If you need me, I’m in the backyard with a cup of tea and my back to the sun

I’ve been writing a short essay on how, after signing the registration book as Housewife, I found myself to be in the Abu Dhabi library reading “A Room of One’s Own” (they have two copies).

And then, thanks to Genevieve, I read Susan Johnson‘s blog and she said, amongst other excellent things, this: “I do know my life is enriched by my children, but I am not entirely sure my art is….it is very, very hard for me to combine writing with running a household, having children, and a marriage. Most of the world’s greatest women writers did not have children.
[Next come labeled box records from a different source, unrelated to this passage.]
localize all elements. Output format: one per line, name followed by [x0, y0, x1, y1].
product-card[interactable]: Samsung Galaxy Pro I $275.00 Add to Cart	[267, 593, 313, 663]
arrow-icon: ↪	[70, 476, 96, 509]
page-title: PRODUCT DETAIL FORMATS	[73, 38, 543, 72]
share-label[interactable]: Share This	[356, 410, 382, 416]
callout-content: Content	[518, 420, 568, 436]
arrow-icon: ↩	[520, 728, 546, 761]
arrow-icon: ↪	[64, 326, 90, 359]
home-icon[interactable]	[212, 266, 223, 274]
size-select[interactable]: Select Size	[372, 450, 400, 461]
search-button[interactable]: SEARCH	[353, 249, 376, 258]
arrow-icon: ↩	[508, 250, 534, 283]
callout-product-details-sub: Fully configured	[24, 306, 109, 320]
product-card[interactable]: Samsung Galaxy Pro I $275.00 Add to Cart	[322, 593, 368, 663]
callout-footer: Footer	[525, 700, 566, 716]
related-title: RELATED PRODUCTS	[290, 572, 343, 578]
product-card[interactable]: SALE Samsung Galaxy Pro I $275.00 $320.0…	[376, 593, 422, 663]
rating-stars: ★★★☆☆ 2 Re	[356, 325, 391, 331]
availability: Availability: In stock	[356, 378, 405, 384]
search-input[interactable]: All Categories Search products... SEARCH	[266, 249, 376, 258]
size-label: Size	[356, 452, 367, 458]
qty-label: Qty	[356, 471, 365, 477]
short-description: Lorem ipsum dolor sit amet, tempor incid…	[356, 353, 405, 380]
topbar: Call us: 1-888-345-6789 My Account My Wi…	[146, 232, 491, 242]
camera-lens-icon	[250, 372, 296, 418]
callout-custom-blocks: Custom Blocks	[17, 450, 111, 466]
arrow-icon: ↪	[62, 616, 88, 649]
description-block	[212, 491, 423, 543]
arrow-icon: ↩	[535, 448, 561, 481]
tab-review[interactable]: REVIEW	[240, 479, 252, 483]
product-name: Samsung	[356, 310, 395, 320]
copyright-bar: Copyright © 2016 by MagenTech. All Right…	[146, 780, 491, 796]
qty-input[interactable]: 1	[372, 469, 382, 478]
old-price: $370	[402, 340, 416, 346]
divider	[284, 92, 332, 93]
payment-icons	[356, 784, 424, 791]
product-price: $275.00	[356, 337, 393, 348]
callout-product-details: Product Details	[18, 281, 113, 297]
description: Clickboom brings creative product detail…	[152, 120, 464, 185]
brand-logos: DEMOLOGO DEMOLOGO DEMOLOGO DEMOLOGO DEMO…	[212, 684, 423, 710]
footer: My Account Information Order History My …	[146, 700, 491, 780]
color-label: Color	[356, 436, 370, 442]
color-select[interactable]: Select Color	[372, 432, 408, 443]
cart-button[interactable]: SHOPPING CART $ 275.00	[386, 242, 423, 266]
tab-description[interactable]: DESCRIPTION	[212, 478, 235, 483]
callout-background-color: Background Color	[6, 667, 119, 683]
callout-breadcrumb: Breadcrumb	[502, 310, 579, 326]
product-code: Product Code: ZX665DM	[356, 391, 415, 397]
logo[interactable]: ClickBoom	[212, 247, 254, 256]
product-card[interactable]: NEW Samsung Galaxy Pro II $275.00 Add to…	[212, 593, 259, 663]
This is not an accidental fact.”

So it seemed that although I was very much enjoying putting words into sentences and sentences into paragraphs that there was no longer any need to write the essay.

But if I keep not saying things because they’ve already been said, then what will I write about?

So I put the kettle on.

0 thoughts on “If you need me, I’m in the backyard with a cup of tea and my back to the sun”

  1. my sentiments exactly, dear cat.
    There are very few female painters with children either.

    Genevieve is very very helpful for things like that.

    Actually, I don’t imagine that you said, despite its having been said a million times before,
    would fail to be made all the more worthwhile by its having been said by you.

  2. Academics are always repackaging the words of others, dear Cat, so why not us? why the hell not indeed?
    Susan is a very good blogger, her snapshots of literary life in London (and elsewhere – did we see Dieppe?) are terrific.
    Rachel Power has done a whole book with others on the mothers and art thing, it’s good too. Just such a relief to know I am not the only parent who has been impatient when children are around.
    It may need a sequel, however, about women whose children are grown and gone – when did this happen? I keep asking myself. At the risk of sounding blasphemous, it’s almost too quiet now.

  3. there is not much (if anything) to be said in this world that has not already been said. that doesn’t mean you can’t reach people in a different way with the same message, just because of the unique way you create your writing.